Summary: | 碩士 === 國立政治大學 === 公共行政研究所 === 103 === The civil servants have set into e-participation due to the fast development of information communication technologies (ICTs). However, because the public can’t understand policy domain knowledge in decision making, they expect the civil servants to cope with these professional matters. This long-term dependence on the civil servants and their expertise may foster the elite culture in the public sector and the elite culture has also impact on the civil servants’ intention for e-participation. In my thesis, the theory of planned behavior (TPB) is used to design and survey the above-mentioned elite culture situation for the public servants dealing with e-participation. The survey focuses on the civil servants’ intention and behavior of handling e-forum. 250 copies of questionnaires (non-probability sampling) are distributed and 185 copies returned, with 179 valid responses.
Through data analysis, there are three key research findings. First, the majority of the existing research includes the physical organizational factors such as organizational resources. However, many previous studies do not include the implicit organizational factors such as organizational climate, organizational culture. Second, elite culture has general impact on the civil servants’ intention of setting into e-forum. However, only the civil servants’ evaluation of citizens’ policy expertise has impact on the intention; the other concepts fail to affect their attitude. Third, the study proposes to add elite culture to the existing TPB framework when we study the civil servants’ intention of setting into e-forum.

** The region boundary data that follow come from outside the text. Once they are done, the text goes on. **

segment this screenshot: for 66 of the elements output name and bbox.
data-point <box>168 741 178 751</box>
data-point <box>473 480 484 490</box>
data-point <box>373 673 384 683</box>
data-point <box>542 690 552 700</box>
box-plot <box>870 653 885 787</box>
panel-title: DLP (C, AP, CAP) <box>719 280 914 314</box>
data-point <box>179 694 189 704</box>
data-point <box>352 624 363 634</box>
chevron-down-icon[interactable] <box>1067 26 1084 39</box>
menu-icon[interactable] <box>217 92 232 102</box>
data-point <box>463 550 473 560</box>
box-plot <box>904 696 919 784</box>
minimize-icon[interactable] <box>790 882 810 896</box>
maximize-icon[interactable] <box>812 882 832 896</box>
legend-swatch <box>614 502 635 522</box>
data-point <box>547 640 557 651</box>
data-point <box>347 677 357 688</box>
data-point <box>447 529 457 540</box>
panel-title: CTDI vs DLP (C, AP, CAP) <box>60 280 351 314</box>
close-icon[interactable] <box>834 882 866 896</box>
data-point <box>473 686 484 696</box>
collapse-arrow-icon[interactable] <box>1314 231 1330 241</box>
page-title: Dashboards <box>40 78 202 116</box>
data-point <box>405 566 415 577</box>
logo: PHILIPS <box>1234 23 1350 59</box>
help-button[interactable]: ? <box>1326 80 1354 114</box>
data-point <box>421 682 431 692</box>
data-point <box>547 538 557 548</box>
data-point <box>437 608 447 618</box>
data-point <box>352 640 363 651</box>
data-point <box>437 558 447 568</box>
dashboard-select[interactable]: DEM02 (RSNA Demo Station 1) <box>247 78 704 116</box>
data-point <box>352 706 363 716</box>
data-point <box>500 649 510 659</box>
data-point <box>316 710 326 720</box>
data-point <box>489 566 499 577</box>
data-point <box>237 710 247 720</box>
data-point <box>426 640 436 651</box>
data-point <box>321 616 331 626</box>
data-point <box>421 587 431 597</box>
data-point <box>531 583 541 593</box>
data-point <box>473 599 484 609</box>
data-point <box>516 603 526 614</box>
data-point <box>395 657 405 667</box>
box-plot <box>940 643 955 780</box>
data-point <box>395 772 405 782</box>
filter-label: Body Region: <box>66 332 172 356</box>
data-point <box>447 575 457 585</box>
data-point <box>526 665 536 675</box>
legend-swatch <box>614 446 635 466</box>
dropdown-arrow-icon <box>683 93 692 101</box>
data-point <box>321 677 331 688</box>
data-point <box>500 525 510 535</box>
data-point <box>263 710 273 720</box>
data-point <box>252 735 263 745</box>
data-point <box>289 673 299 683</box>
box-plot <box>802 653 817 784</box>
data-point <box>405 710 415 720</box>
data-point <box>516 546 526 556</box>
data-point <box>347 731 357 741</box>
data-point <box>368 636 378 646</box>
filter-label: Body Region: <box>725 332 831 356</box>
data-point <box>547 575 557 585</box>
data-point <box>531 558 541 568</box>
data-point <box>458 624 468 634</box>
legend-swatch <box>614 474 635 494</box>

To change elite culture’s impact on the civil servants’ intention, my thesis addresses three pragmatic suggestions. First, the civil servants can change their perspectives of elite culture through the scenario workshop. Second, the institutionalization of e-participation can enhance the quality of public opinions. Third, the enhancement of the civil servants’ ability of public opinions analysis and efficiency of organization resources can contribute to their performance of e-participation. The following research suggestions are recommended, including improving the representative of samples, studying multiple cases of e-participation, applying structural equation modeling and qualitative methods, studying the potential mediating variables between elite culture and subjective norm, and studying the moderating variables between elite culture and intention.